Discover world’s smallest prison that consists of only two tiny cells!
3 min read
The Island of Sark, the smallest of the Channel Islands located between France and England, is home to the world’s smallest prison still in use today: a tiny building with only two cells, dating back to the year 1856!
The small island has a population of around 600 people living a secluded but fulfilling life.
It first appeared in text in the 11th century when it was given as a gift to Mont-Saint-Michel Abbey from William of Normandy.
Later the French captured the island in the 16th century, then followed by the English later on.
The island often was a site for smugglers and pirates throughout history while, during WWII, the Germans occupied the island as a part of the sea defense against the Nazis.
After the war, the island settled into a rustic feel with old-world charm, accessible by boat only still today.
The only way to get around is by walking, biking, horse-drawn carriage, or by horseback, and It’s one of the only places in the world where emergency vehicles are pulled by tractors or horses!

Well, on Sark Island there are no cars, no roads and no streetlights but yes, a prison is.
Featuring just two tiny cells, one measuring 1,8 meters by 1,8 meters and the other 1,8 meters by 2,4 meters, separated by a narrow corridor, It’s only fitting that an island measuring just under 5 kilometers long and 1.6 kilometers wide be home to the world’s smallest prison.
The two cells only have small, wood-slatted beds with thin mattresses for inmates to sleep on.
Interestingly, they can only be held here for a maximum of two days, after which they have to be transferred to the larger prison facilities on the neighboring Guernsey Island.
The prison that stands today was not the original prison, as the first one was built to defend the island against invasion soon after the defeat of the Spanish Armada in 1588, when It was necessary to create a place to hold captives and enemy prisoners.

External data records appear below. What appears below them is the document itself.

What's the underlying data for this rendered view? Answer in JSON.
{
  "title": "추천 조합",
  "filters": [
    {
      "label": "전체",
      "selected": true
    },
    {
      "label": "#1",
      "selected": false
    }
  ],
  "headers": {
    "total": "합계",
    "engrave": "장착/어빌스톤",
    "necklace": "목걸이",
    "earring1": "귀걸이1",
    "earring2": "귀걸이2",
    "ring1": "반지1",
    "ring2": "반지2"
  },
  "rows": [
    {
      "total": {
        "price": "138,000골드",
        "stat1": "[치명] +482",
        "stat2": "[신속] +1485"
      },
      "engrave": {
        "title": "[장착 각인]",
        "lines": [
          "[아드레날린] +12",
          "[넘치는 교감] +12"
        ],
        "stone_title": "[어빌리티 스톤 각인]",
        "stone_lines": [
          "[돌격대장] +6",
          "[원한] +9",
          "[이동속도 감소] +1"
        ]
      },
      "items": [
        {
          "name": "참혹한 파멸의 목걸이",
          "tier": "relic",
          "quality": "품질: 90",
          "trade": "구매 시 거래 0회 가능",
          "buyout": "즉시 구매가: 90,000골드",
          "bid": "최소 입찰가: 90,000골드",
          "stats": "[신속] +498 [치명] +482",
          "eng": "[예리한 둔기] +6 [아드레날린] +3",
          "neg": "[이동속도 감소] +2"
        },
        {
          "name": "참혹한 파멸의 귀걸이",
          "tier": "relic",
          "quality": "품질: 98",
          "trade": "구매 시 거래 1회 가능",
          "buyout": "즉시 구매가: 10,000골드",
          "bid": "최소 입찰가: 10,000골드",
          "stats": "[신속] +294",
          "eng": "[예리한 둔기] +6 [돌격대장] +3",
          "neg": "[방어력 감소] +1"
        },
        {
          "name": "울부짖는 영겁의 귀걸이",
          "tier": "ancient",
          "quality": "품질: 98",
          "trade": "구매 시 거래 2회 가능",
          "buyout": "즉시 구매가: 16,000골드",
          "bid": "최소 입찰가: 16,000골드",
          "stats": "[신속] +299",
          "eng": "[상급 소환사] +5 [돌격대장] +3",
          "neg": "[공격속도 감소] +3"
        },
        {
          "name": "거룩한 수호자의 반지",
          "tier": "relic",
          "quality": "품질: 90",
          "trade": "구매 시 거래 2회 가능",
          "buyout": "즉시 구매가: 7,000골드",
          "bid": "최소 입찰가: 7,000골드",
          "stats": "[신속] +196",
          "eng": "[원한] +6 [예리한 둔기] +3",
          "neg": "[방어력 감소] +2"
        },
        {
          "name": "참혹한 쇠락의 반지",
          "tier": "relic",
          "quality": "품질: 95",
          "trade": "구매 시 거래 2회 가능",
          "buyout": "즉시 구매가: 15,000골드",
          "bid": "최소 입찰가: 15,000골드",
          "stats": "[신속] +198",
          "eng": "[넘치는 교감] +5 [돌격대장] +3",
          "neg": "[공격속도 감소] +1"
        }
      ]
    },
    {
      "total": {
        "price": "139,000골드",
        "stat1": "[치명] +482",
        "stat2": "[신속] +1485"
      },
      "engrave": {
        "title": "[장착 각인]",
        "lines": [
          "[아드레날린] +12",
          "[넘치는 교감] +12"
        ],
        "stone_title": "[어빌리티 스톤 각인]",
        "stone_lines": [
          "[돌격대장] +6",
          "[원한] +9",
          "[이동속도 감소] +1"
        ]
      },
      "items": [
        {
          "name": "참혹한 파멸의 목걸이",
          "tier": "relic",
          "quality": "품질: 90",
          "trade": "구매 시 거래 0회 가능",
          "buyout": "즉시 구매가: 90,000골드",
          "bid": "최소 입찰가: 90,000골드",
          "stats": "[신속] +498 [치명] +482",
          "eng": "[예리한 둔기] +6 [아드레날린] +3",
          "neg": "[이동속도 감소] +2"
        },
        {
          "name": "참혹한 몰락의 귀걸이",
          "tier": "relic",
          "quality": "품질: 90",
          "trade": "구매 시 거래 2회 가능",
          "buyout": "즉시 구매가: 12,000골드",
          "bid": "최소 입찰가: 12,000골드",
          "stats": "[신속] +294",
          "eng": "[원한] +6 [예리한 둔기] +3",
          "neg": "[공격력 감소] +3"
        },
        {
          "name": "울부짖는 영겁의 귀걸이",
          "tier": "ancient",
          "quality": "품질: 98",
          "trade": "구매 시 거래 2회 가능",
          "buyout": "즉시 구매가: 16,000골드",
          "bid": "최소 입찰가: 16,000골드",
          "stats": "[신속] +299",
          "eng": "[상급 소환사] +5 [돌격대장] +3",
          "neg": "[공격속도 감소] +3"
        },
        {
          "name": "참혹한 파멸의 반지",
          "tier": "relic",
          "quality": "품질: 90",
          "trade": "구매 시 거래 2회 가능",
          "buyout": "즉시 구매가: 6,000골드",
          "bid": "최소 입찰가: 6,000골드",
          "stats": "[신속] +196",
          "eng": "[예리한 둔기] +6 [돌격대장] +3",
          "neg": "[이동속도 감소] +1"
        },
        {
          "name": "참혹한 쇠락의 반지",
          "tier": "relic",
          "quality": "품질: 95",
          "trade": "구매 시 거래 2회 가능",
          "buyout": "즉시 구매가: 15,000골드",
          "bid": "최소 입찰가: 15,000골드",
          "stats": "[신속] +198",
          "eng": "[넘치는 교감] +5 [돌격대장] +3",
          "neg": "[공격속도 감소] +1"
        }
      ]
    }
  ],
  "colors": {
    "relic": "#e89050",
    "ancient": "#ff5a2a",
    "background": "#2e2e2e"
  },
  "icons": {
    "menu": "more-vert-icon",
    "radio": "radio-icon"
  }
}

Life on the island, when trouble occurred, mostly ended with the accused in the stocks rather than in a jail cell, in front of a public, where they would throw objects such as food or rocks from dawn to dusk. Other forms of punishment delivered would be to sit on the Penance Bench sentenced by the Island Consistory Court made up of elders of the Presbyterian Church.
It seems the Guernsey Courts ordered a new prison to be built in 1832, because the original one was deemed unfit.
However, due to budget constraints, it took over two decades simply to begin construction of the new holding facility, completed in 1856 and in operation ever since.
Even if law enforcement on the island doesn’t get crime reports very often, the prison is still operational and the cells do get occupied by the occasional out-of-control tourists or inebriated local.

Either way, most famous inmate at Sark Prison was Andres Gardes, an unemployed French nuclear physicist who believed himself to be the rightful heir and owner of the island itself.
Since no one took his claims seriously, it was 1990 when he decided to invade the island as a one-man army, plastering the island with posters announcing his invasion and so, when he finally arrived on Sark with a semiautomatic rifle, he was punched in the face by the Constable on duty and disarmed, effectively and quickly ending the conflict.
Of course he was arrested, and his invasion thwarted.
The gun he used can be viewed still today in the Sark Museum, while the Sark Prison is located right next to the visitor center in the center of the island.